Speaking of actual butter dishes, I have some in progress that need assembling, so that's where I'm headed now. 

Saturday, January 30, 2021

Let's Try This Again: Maine Pottery Tour 2021


It always seems too early to think about it, until suddenly it's way late. In two days it will be February, and I have started putting together the Maine Pottery Tour. I am well aware - well aware, thank you very much! - that like last year the pandemic may cause its cancellation, but I am cautiously optimistic for May 1 & 2. 

I started putting out feelers last week, and got a good response! Not everyone has replied, but so far only two "no" responses. It looks like the tour will have about 40 stops this year. I'm encouraging studios to hold their events outside as much as possible this year, because pandemic. Mine is always outside anyway. 

If you are a potter in Maine & you'd like more information about the pottery tour, give me a shout at info[at]

Looking forward to a great year. 

Wednesday, January 27, 2021

Cone 6 Falling


I restarted the firing that I had to give up on  due to wind last Sunday. It's been one damn thing after another with this load! But it's chugging along now, cones falling inside the kiln while snow falls outside.  My 6 cone is falling, but this time I am firing to ^10 - those are the 8, 9, 10, & 11 cones you see still standing. 

In a conventional stoneware firing, the 6 is just a watch cone - it's there to judge how evenly the kiln is firing (answer, always, with my kiln: not very) For the soda firing, the six falling is my signal to mix up the soda salad. Some firings I start adding the soda right after 6 falls; other times I wait until the 8 is falling. I kid myself that I can see a difference: that I get more even application if I wait, more directional if I start early. 

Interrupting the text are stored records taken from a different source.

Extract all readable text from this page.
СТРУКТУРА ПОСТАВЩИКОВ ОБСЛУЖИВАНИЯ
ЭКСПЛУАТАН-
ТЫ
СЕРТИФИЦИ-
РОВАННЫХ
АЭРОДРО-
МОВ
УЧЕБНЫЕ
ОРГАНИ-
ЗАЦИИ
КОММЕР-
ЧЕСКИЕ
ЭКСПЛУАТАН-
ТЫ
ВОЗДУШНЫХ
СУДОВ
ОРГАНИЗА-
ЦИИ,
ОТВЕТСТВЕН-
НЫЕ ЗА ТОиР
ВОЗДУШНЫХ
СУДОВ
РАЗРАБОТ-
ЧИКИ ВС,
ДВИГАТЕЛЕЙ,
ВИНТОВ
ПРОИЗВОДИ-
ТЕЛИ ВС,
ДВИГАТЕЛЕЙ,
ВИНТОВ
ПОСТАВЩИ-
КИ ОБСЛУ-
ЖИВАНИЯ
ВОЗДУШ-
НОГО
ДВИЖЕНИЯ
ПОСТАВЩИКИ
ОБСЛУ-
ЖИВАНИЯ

This time I think I'll wait. I'll do up the soda mix now, but apply it when 8 falls. We can judge the results together on Saturday!

Sunday, January 24, 2021

Stupid WInd

 I candled the glaze firing overnight Sat/Sun, but when I got up in the morning it was pretty windy! Because I am 1 part stupid + 2 parts stubborn, I decided to try to fire anyway. Bad plan! Not disastrous, but, you know, annoying & expensive. The wind was supposed to be only around 17 mph - quite breezy, but not crazy - but every time there was a powerful gust it blew out one of my burners. 

This isn't a safety problem - that's what baso valves are for, to turn themselves off if the flame goes out - but it was hella annoying. The 10th time it happened - after ^012 had already fallen, unfornately (see above, stupid + stubborn) and after I had already burned a boatload of propane - I called it off. I'll fire Wednesday instead.

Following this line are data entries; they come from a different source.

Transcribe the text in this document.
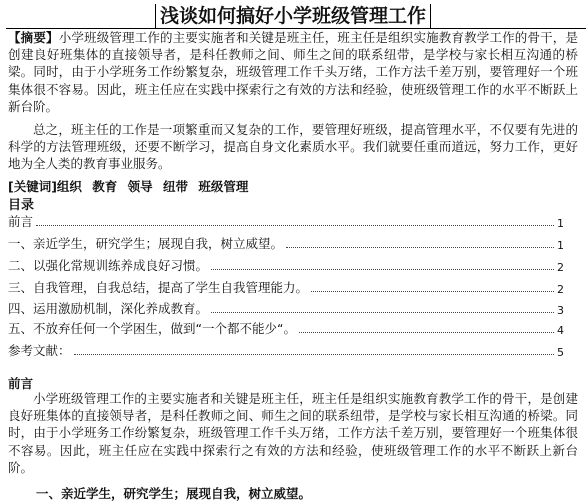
浅谈如何搞好小学班级管理工作

【摘要】小学班级管理工作的主要实施者和关键是班主任，班主任是组织实施教育教学工作的骨干，是创建良好班集体的直接领导者，是科任教师之间、师生之间的联系纽带，是学校与家长相互沟通的桥梁。同时，由于小学班务工作纷繁复杂，班级管理工作千头万绪，工作方法千差万别，要管理好一个班集体很不容易。因此，班主任应在实践中探索行之有效的方法和经验，使班级管理工作的水平不断跃上新台阶。

总之，班主任的工作是一项繁重而又复杂的工作，要管理好班级，提高管理水平，不仅要有先进的科学的方法管理班级，还要不断学习，提高自身文化素质水平。我们就要任重而道远，努力工作，更好地为全人类的教育事业服务。

[关键词]组织 教育 领导 纽带 班级管理
目录
前言	1
一、亲近学生，研究学生；展现自我，树立威望。	1
二、以强化常规训练养成良好习惯。	2
三、自我管理，自我总结，提高了学生自我管理能力。	2
四、运用激励机制，深化养成教育。	3
五、不放弃任何一个学困生，做到“一个都不能少“。	4
参考文献：	5
前言

小学班级管理工作的主要实施者和关键是班主任，班主任是组织实施教育教学工作的骨干，是创建良好班集体的直接领导者，是科任教师之间、师生之间的联系纽带，是学校与家长相互沟通的桥梁。同时，由于小学班务工作纷繁复杂，班级管理工作千头万绪，工作方法千差万别，要管理好一个班集体很不容易。因此，班主任应在实践中探索行之有效的方法和经验，使班级管理工作的水平不断跃上新台阶。

一、亲近学生，研究学生；展现自我，树立威望。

Silver lining? I basically have today off. I'm catching up on some cleaning & reading a book, and fiddling around with my new (used! but still) iPhone. 

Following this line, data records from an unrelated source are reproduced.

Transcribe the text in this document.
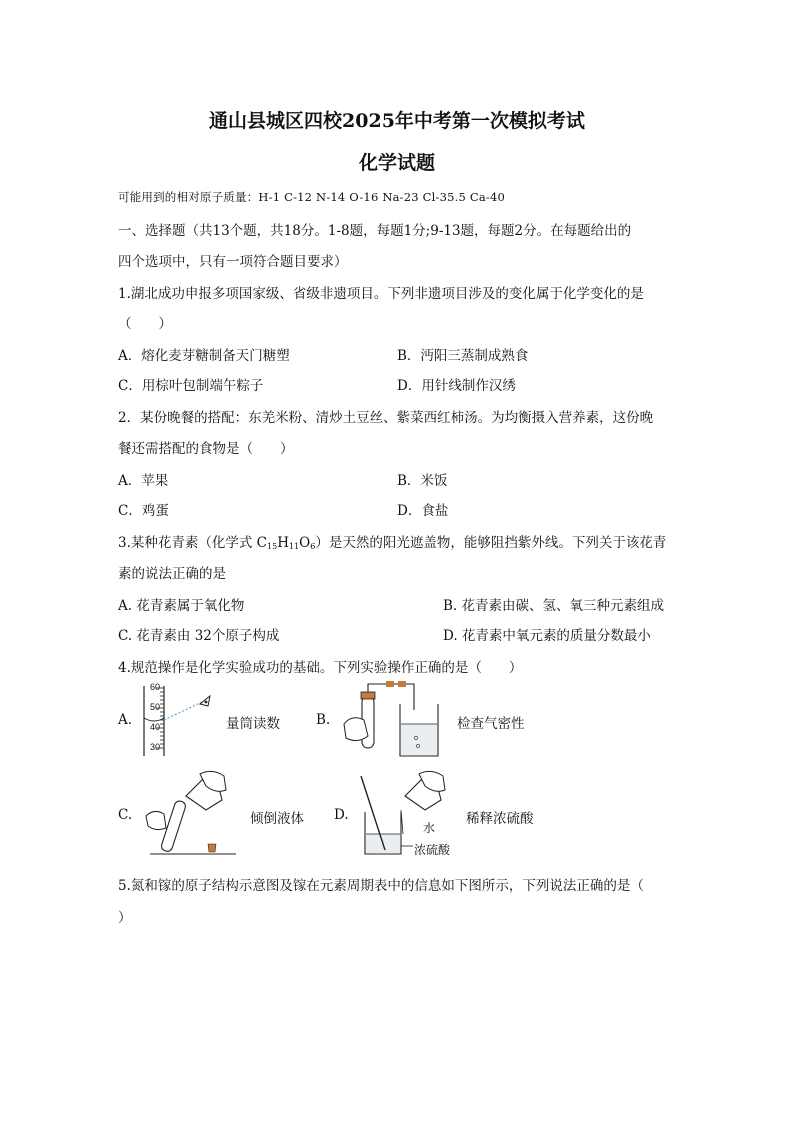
通山县城区四校2025年中考第一次模拟考试
化学试题
可能用到的相对原子质量：H-1 C-12 N-14 O-16 Na-23 Cl-35.5 Ca-40
一、选择题（共13个题，共18分。1-8题，每题1分;9-13题，每题2分。在每题给出的
四个选项中，只有一项符合题目要求）
1.湖北成功申报多项国家级、省级非遗项目。下列非遗项目涉及的变化属于化学变化的是
（　　）
A．熔化麦芽糖制备天门糖塑	B．沔阳三蒸制成熟食
C．用棕叶包制端午粽子	D．用针线制作汉绣
2．某份晚餐的搭配：东羌米粉、清炒土豆丝、紫菜西红柿汤。为均衡摄入营养素，这份晚
餐还需搭配的食物是（　　）
A．苹果	B．米饭
C．鸡蛋	D．食盐
3.某种花青素（化学式 $C_{15}H_{11}O_6$）是天然的阳光遮盖物，能够阻挡紫外线。下列关于该花青
素的说法正确的是
A. 花青素属于氧化物	B. 花青素由碳、氢、氧三种元素组成
C. 花青素由 32个原子构成	D. 花青素中氧元素的质量分数最小
4.规范操作是化学实验成功的基础。下列实验操作正确的是（　　）
A.
60
50
40
30
量筒读数	B.	检查气密性
C.	倾倒液体 D.
水
浓硫酸
稀释浓硫酸
5.氮和镓的原子结构示意图及镓在元素周期表中的信息如下图所示，下列说法正确的是（
）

One of these days I'll have some new pottery to show ya, I promise! 

Saturday, January 16, 2021

Yeah so... bubble of energy last week? Got abruptly popped when a rightwing mob invaded the US capitol, intent on killing the Vice President and the Speaker of the House. I thought I was back, but no. My productivity is the least of the problems with this, of course, but THANKS ALOT, RIGHTWING MOB. I saw a post on social media asking something like, "Am I the only one having trouble focusing on anything other than the deadly pandemic and the imminent threat to democracy?" No, anonymous poster; no you are not. It's wreaking holy ol' havoc with my professional life. 

If everything really does have an equal and opposite reaction I am about to have my most amazing year yet - as is America. 


I finally got the kiln loaded - a little loose, but I often get better pots that way. I went to candle the load but discovered that I need new thermocouples (well - I knew that. I kept putting it off, & now one of them doesn't work at all) and the burners are loud & flame more orange than blue - the burners need a good scrub with a wire brush. Thermocouples are easy to replace, and burners are easy to scrub, but it does mean the kiln is still not firing! Luckily nobody is waiting for these pots...yet. 

My list today:

  • Order three 36" thermocouples
  • Take burners apart & clean them
  • Pray for America

Saturday, January 2, 2021

Loading Tuesday & Wednesday

 Firing Friday. All of a sudden I desperately want to make pots.